# Amortised analysis of binary heap insert and delete-min

I'm trying to figure out how to do amortised analysis of heap insert and heap delete-min using potential function.

We can assume, that insert is O(logn) and delete-min is O(logn) too.

The goal is to prove, that amortised price of insert is O(logn) and amortised price of delete-min is O(1).

Can't figure out how to create a potential function.

POT.F = ?
INSERT c = logn + (something from 0 to xlogn)
DELETE-MIN c = logn + (something like -logn)


Could you guys help me? I've figure out so far that difference between potentials should be from 0 to xlogn so INSERT price would be logn and for DELETE-MIN, difference should be somewhere abour -logn to get constant price.

• What kind of sequence of operations do you want to amortize over? – Raphael Jun 22 '16 at 16:49
• @raphael - any possible sequence of these two operations. So you can't delete-min if you did not push before etc. – Milano Jun 22 '16 at 16:58
• I don't think that's possible. How to amortize for sequences with only one delete-min? Do you want to average over all sequences? – Raphael Jun 22 '16 at 17:00
• For example for operations PUSH and POP, we can say that their amortised price is PUSH = 2 POP = 0. If Pot. Function is size of stack, then PUSH = 1 + S+1 - S = 2 and POP = 1 + S-1 - S = 0. I mean it in this way. – Milano Jun 22 '16 at 19:01
• No, you can't just "say" an operation has some amortized cost without fixing which kind of sequences you want to talk about. The amortized costs are the end result. It's really about the total cost of this sequence, which you may then divide by the number of operations to get "amortized costs" for single operations. Without a sequence, there's no total, and nothing to divide. – Raphael Jun 22 '16 at 22:01

First, for a bit of clarifying terminology: rather than proving an amortized insertion cost of $O(\lg n)$ and an amortized deletion cost of $O(1)$, you are using those amortized costs to prove something about the total cost of a sequence of insertions and deletions, starting with an empty heap. This might be a subtle distinction, but it is fairly important (at least to me). If you allow yourself to start from a non-empty heap, you would also need to allow yourself to start with a $\Theta(n \lg n)$ potential, or else the deletion amortized cost won't work. Or, if you were to add in an operation for the worst-case linear time build-heap operation, you would also need for that linear time operation to add $\Theta(n \lg n)$ to the potential function.
To use your desired amortized runtimes, each insertion has to prepay for a deletion to come later.
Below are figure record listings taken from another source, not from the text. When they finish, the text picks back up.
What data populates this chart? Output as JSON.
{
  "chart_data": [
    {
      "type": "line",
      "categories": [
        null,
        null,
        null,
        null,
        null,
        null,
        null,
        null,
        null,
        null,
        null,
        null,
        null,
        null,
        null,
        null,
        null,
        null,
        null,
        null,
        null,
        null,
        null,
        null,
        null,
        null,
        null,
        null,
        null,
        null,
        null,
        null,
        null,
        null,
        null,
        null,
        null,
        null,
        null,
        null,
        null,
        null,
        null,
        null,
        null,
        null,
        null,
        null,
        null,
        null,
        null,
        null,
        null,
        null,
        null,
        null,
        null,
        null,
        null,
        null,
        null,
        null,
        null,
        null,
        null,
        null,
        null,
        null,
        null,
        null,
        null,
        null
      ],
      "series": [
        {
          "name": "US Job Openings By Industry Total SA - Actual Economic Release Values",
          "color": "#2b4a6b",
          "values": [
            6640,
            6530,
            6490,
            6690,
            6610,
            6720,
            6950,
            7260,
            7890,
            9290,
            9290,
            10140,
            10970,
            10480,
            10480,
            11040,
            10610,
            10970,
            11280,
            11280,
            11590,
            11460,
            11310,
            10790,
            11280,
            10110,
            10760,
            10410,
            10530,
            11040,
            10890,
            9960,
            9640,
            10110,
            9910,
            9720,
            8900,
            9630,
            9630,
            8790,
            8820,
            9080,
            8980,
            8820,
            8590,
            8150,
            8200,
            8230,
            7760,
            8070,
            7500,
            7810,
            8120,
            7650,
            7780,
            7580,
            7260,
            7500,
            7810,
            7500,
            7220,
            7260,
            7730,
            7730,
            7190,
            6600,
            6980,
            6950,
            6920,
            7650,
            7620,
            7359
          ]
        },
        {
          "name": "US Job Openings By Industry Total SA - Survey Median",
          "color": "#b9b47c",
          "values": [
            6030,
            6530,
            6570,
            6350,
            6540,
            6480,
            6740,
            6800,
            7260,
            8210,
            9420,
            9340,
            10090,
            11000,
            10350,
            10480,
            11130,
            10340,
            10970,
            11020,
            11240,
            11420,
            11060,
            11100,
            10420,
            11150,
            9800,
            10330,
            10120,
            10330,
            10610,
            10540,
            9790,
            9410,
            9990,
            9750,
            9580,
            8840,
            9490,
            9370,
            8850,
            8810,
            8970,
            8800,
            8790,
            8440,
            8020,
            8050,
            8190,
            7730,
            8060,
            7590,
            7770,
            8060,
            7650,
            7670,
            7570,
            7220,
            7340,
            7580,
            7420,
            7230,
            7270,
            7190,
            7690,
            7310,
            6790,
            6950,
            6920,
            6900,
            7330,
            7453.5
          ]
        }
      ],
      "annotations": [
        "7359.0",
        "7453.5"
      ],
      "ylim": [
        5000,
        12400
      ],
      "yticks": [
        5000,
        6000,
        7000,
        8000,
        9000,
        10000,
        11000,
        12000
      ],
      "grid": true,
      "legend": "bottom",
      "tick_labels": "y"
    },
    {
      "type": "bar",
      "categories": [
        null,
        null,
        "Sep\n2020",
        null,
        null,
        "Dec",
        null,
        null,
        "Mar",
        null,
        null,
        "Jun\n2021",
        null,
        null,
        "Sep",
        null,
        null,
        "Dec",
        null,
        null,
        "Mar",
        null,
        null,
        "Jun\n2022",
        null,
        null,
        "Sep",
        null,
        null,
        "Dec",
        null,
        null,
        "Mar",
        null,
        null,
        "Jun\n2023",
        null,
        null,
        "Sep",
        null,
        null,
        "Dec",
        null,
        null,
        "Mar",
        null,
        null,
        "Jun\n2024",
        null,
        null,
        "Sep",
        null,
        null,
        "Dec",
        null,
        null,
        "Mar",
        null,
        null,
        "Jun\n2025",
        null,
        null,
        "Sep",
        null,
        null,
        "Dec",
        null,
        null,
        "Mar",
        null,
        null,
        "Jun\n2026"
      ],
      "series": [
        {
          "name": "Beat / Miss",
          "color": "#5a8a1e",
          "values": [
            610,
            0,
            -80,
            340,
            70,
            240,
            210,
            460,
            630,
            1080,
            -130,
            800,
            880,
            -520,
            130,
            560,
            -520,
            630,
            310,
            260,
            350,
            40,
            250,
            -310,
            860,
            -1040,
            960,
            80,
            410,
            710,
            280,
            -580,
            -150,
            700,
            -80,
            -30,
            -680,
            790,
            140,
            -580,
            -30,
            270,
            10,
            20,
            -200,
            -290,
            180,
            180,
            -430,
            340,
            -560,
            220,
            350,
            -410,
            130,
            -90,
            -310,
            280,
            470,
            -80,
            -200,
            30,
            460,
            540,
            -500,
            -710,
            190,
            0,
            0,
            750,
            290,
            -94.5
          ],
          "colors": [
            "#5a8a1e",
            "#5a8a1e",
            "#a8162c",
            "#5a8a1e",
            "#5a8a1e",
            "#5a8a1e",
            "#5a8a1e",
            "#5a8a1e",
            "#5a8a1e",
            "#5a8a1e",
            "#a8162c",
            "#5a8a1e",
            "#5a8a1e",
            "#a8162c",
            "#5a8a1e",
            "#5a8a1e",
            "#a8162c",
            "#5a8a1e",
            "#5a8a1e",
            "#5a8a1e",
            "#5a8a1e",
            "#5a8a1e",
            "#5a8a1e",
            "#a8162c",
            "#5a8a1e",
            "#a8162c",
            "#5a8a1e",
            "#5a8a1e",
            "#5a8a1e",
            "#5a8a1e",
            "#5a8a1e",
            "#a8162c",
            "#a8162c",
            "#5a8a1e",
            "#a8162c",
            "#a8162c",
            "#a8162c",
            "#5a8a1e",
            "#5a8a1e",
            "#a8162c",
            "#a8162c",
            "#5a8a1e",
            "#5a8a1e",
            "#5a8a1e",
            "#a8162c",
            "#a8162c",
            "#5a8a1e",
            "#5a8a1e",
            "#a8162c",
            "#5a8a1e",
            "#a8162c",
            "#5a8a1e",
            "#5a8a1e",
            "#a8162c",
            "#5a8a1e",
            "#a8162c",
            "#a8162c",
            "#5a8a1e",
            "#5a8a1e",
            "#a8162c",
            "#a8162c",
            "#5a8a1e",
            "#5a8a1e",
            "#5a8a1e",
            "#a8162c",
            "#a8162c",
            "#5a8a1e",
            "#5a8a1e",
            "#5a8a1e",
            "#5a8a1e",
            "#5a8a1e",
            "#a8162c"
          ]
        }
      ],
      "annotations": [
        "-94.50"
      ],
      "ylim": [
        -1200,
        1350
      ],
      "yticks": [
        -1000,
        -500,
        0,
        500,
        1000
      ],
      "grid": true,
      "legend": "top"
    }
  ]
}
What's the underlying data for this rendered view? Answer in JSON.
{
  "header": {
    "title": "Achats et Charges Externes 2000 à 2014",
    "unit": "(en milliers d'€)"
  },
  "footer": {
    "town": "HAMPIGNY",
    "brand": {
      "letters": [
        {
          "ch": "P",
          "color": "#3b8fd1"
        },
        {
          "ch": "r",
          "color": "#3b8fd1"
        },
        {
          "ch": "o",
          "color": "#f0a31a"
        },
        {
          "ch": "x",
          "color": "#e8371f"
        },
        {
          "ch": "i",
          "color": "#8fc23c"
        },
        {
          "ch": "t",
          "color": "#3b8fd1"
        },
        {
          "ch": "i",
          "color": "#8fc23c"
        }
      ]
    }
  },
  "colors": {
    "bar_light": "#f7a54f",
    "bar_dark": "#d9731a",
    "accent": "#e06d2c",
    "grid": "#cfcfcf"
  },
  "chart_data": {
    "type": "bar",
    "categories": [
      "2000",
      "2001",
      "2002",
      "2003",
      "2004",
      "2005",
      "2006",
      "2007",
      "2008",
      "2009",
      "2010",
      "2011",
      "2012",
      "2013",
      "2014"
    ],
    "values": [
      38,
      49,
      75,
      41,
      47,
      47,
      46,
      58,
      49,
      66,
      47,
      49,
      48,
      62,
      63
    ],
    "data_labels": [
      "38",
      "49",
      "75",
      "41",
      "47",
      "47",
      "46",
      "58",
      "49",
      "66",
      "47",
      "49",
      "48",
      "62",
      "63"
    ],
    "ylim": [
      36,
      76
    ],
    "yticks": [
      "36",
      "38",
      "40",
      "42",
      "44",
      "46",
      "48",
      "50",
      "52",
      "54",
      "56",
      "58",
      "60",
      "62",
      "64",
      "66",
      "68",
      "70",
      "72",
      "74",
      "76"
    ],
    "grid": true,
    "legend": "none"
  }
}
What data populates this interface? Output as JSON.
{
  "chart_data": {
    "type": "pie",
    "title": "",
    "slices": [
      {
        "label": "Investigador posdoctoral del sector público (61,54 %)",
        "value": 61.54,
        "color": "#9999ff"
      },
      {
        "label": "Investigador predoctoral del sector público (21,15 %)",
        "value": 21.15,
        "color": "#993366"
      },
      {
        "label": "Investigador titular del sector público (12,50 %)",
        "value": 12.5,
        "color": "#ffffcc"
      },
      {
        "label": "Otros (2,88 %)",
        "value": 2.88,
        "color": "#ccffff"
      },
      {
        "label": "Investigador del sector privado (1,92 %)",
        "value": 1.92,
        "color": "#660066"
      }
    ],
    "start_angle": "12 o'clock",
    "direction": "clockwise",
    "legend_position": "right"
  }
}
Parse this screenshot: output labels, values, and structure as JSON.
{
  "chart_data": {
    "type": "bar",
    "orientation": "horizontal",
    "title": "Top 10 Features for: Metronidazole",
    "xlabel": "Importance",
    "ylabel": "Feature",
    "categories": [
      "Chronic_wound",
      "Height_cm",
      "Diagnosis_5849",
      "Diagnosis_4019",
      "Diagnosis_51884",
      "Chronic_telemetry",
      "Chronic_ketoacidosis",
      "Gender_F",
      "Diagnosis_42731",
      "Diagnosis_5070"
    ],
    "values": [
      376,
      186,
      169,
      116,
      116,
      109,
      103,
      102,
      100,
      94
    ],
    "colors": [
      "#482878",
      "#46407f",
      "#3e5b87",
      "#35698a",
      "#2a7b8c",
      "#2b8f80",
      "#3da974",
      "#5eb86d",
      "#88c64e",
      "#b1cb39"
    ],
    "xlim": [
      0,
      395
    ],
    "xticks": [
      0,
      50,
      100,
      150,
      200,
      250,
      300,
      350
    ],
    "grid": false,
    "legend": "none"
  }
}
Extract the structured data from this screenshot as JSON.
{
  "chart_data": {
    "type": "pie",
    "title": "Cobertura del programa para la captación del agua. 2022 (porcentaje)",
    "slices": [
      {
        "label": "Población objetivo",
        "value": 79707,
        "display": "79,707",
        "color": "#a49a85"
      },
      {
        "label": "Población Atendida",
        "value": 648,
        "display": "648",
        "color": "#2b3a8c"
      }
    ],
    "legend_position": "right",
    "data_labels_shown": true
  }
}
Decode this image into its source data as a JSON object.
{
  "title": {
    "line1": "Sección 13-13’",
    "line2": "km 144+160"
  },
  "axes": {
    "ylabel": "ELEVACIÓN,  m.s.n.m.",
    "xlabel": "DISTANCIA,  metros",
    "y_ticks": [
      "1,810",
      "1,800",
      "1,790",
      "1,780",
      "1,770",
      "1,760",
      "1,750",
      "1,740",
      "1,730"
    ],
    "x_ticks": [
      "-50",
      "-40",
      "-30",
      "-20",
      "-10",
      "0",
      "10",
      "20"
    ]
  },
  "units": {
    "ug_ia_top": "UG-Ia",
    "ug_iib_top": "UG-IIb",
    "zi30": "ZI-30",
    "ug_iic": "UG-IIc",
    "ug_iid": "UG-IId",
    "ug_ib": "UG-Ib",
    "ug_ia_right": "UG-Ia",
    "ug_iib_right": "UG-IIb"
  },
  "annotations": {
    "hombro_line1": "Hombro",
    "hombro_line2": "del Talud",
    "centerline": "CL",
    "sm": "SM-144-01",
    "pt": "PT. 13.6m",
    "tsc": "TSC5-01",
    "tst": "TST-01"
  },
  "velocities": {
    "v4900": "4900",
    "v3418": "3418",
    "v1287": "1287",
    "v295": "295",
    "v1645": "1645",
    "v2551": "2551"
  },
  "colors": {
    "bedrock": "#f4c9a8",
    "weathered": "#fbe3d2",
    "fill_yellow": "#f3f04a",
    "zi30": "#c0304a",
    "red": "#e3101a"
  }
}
So, for instance, when inserting into a heap of size $n$, you can pay for the actual insertion $O(\lg n)$, but your amortized cost will pay that plus an additional $O(\lg n)$ for the worst-case runtime of deleting from a heap of size $n+1$. Now, every time you delete from a non-empty heap? That deletion's actual cost has already been prepayed by a previous insertion's amortized cost. It costs 0 (amortized) to delete. The only deletions that you still need to pay for are the ones from an empty heap, for when your deletions outnumber prior insertions, and those cost $O(1)$.
While these bounds are fine to use for a proof of efficiency for a sequence of insertions and deletions, they are slightly odd, in that in real life, the deletions generally take expected $\Theta(\lg n)$ time, and insertions take expected $\Theta(1)$ time, for some reasonable definitions of operating on a random heap of size $n$.
While I have presented this in terms of "prepaying" (or the accounting method), in this case, just writing it down as a more formal equation directly transforms it into the potential function method. You will be able to prove that the potential of a heap with $n$ elements is at least $\sum_{i=1}^n f(i)$ where $f(i)$ is the worst-case price to delete the min item from a heap if $i$ elements. You already start your question with a given $O(\lg i)$ bound on $f(i)$.